"And the wreath that we break with our scattered band,
As it twines round the aged elm,—
Its fragments we'll keep with a sacred hand,
But the fragrance shall rise to them.
"So to-day we will dance right merrily,
An unbroken band, round the old elm-tree;
And they shall not ask for a greener shrine
Than the hearts of the class of '49."
Its grateful shade has in later times been used for purposes similar to those which Hutchinson records, as the accompanying lines will show, written in commemoration of the Rebellion of 1819.
"Wreaths to the chiefs who our rights have defended;
Hallowed and blessed be the Liberty Tree:
Where Lenox[44] his pies 'neath its shelter hath vended,
We Sophs have assembled, and sworn to be free."
The Rebelliad, p. 54.
The poet imagines the spirits of the different trees in the College yard assembled under the Liberty Tree to utter their sorrows.

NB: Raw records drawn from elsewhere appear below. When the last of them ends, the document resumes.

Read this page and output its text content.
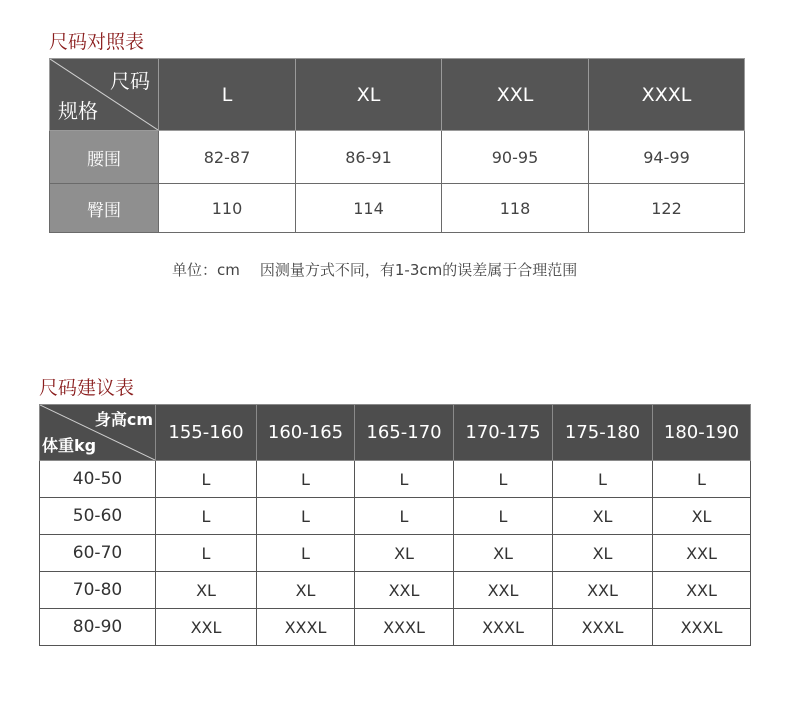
尺码对照表
尺码
规格	L	XL	XXL	XXXL
腰围	82-87	86-91	90-95	94-99
臀围	110	114	118	122

单位：cm 因测量方式不同，有1-3cm的误差属于合理范围

尺码建议表
身高cm
体重kg	155-160	160-165	165-170	170-175	175-180	180-190
40-50	L	L	L	L	L	L
50-60	L	L	L	L	XL	XL
60-70	L	L	XL	XL	XL	XXL
70-80	XL	XL	XXL	XXL	XXL	XXL
80-90	XXL	XXXL	XXXL	XXXL	XXXL	XXXL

"It was not many centuries since,
When, gathered on the moonlit green,
Beneath the Tree of Liberty,
A ring of weeping sprites was seen."
Meeting of the Dryads,[45] Holmes's Poems, p. 102.
It is sometimes called "the Farewell Tree," for obvious reasons.
"Just fifty years ago, good friends,
a young and gallant band
Were dancing round the Farewell Tree,
—each hand in comrade's hand."
Song, at Semi-centennial Anniversary of the Class of 1798.
See CLASS DAY.
LICEAT MIGRARE. Latin; literally, let it be permitted him to remove.